As we discussed in part one, it’s easy for a remote employee to feel isolated from their larger organization. This is especially true when they first join their employer and are most in need of support.
Sometimes when we develop a new hire orientation curriculum, we think more about what is practical for us as the trainers, and less about what a new hire needs to be successful. We might accidentally create what I refer to as “Two Days of New Hire Haze.”
Here is what a new hire often hears when they begin orientation…
“Step right up, ladies and gentlemen… You have joined our organization and will now be blessed with two days of someone telling you everything you need to know in order to do your job. We will also provide a printout of the 400 slide PowerPoint in case you would like to take notes. Oh, and here is a binder of everything we just told you, but in even greater detail.”
Funny as it may sound, this is actually a common approach to new hire training. It’s unfortunate, because the learners are only able to retain a small percentage of the information provided. They might feel as if they’ve failed their first assignment, because they can’t remember everything they were taught. They may even feel as if they can’t ask questions of their colleagues because it will appear that they weren’t paying attention in class.
There is a practical alternative.

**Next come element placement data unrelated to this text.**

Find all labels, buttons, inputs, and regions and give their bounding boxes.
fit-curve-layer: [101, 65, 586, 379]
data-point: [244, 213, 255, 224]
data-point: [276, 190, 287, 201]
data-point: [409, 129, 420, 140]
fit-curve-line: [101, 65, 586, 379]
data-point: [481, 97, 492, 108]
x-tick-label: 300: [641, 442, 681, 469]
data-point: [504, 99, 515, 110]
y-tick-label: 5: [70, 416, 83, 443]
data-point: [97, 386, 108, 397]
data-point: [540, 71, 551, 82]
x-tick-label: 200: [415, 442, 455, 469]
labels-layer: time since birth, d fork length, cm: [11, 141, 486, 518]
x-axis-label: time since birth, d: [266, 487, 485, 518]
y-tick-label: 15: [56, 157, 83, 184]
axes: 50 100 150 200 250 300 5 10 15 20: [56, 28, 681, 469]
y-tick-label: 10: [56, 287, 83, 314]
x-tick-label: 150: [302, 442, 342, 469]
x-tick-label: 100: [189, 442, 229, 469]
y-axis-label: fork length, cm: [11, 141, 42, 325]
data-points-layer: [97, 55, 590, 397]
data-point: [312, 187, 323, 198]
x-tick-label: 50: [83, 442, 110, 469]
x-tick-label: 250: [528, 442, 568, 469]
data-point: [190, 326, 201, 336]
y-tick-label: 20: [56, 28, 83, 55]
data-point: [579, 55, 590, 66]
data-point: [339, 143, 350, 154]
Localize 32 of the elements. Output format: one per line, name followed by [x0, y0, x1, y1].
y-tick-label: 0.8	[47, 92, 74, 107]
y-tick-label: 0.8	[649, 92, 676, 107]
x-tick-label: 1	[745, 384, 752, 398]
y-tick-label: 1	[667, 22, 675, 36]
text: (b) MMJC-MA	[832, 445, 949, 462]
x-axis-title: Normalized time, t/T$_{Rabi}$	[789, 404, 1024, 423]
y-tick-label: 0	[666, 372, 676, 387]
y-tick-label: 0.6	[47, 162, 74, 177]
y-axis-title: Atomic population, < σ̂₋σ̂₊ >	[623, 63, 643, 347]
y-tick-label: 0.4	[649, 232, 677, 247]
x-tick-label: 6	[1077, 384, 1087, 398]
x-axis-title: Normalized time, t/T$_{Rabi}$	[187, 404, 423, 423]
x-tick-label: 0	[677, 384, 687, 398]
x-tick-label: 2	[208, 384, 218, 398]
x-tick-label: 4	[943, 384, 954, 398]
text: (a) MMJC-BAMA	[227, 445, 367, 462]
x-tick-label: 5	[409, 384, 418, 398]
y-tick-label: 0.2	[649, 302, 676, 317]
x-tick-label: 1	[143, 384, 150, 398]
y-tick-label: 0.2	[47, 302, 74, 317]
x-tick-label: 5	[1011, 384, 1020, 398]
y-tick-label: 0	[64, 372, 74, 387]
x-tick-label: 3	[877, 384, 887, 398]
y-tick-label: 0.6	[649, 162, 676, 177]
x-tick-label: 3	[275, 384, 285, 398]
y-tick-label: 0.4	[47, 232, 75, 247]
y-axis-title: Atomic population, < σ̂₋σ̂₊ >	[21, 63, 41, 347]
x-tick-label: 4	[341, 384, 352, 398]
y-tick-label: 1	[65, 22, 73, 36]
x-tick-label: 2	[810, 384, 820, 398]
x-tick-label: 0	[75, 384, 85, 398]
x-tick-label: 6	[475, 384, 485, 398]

We can create a training cohort for new hires.
A training cohort is just a fancy term for a group of learners who take classes together over a period of time, similar to what you would find in a college course. New hires within a cohort attend multiple, shorter classes together. They may primarily learn in a classroom or via virtual sessions, or both. This allows the new hires to process new information and retain it effectively. They may perform assignments in between sessions to reinforce what is being taught. They get the opportunity to get to know each other and also learn from multiple instructors. The feeling of cognitive overload is much less compared to learning everything in a short time frame.
Create Your Training Cohort
Here is a practical example of how you might go about creating a cohort structure for new hire orientation. This is based on a structure I designed and used successfully while managing a learning and development team for a former employer.
Structuring Your Cohort
There are two items to address early on:
- How often will you form a cohort of new hires? Decide how many new hires you would like to have in a cohort, and use that information to determine how often to begin a new cohort. For example, let’s say you decide you want an average class size of ten new hires per cohort. After tinkering around in your HRIS, you calculate that your organization hires ten new people every two weeks. So, you will create a new cohort twice a month.

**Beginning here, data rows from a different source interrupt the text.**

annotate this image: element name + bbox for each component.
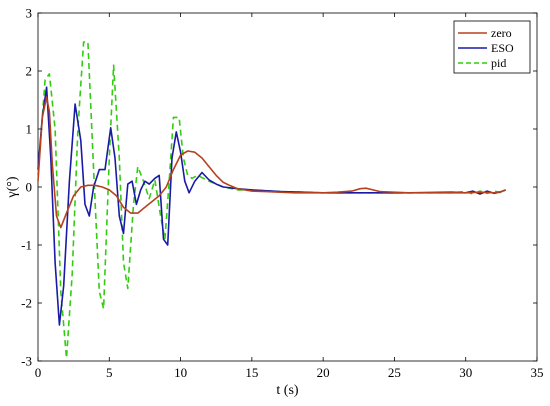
legend-label-pid: pid [491,56,506,70]
x-tick-label: 0 [35,365,42,380]
x-tick-label: 10 [174,365,187,380]
x-tick-label: 35 [531,365,544,380]
ticks-layer: 0 5 10 15 20 25 30 35 -3 -2 -1 0 1 2 3 [21,6,543,381]
x-tick-label: 20 [317,365,330,380]
x-tick-label: 15 [245,365,258,380]
y-axis-label: γ(°) [5,176,20,198]
y-tick-label: 2 [26,64,33,79]
y-tick-label: -1 [21,238,32,253]
legend-box [453,20,531,74]
y-tick-label: 0 [26,180,33,195]
y-tick-label: -3 [21,354,32,369]
x-axis-label: t (s) [276,383,299,398]
legend-label-eso: ESO [491,41,514,55]
legend: zero ESO pid [453,20,531,74]
y-tick-label: 1 [26,122,33,137]
x-tick-label: 30 [459,365,472,380]
series-line-zero [37,96,506,229]
x-tick-label: 25 [388,365,401,380]
series-layer [37,41,507,359]
y-tick-label: -2 [21,296,32,311]
series-line-eso [37,86,506,326]
y-tick-label: 3 [26,6,33,21]
legend-label-zero: zero [491,26,512,40]
x-tick-label: 5 [106,365,113,380]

- Will new hire training be delivered in person, virtually, or both combined? My structure was mostly virtual, and there were often new hires from multiple offices attending virtual training sessions. We also offered for new hires to attend in person if they were in the same office as the instructor, and they could receive one on one coaching any time either virtually or from their resident trainer.
The New Hire’s First Day
Decide what a new hire absolutely must know the first day in order to function. Typically this will include:
- How to reset default passwords and work within your organization’s security protocols
- How to access and use email applications, internal communication systems, and document management systems
- How to contact each department, especially HR and the service desk
- Safety information about the new hire’s primary office location, unless they work remotely
- Anything a new hire is required to review and/or sign from a compliance standpoint
A new hire typically receives their equipment the first day as well as a packet of policies, benefits paperwork, and reference materials.
Keep first day training as concise as possible, and consider structuring your onboarding procedures so that new hires only start on Mondays. That way, you aren’t delivering multiple sessions of the same class each week.
Once you’ve provided new hires with what they absolutely must know, plan to provide additional training over the next 90 days. Create an internal web site for new hires that explains what classes or resources they should access during their first week, first month, and so on. Provide links to content within your learning management system. My team created a web site that included links to virtual classes, short videos, tip sheets, and internal resource pages, so learners could get as much or as little information as they wanted. Make sure managers are also aware of this page so they can remind new hires to access it.
Work out a recurring schedule for cohort classes so they are always readily available to new hires. Make sure there is a class recording or other content that is available should a new hire need information prior to the next cohort class. My team offered recordings and an interactive e-learning course as a substitute to attending virtual sessions.
Consider whether you would like new hires to complete assignments in between classes. If so, upload the assignments to your LMS and post links to them on the new hire training site. You could even have new hires work together on an assignment so they get to know each other.
Offer One on One Coaching
No two new hires are exactly the same. Their skill levels will be different, and someone in Accounting may need very different new hire training than someone in Marketing. It’s good to offer cohort classes for information that is relevant to most or all new hires, and offer one on one coaching on more specialized topics.
Depending on your organization, this may mean having a designated trainer from each department reach out to relevant new hires and offer coaching. (Definitely put coaches’ contact information on your new hire training page!) My team created a “menu” of coaching topics a new hire could request, because sometimes a new hire doesn’t know what they don’t know. Coaching not only fills in any gaps within the general curriculum, it also gives new hires a chance to bond one on one with a person who can act as a connection to the overall organization.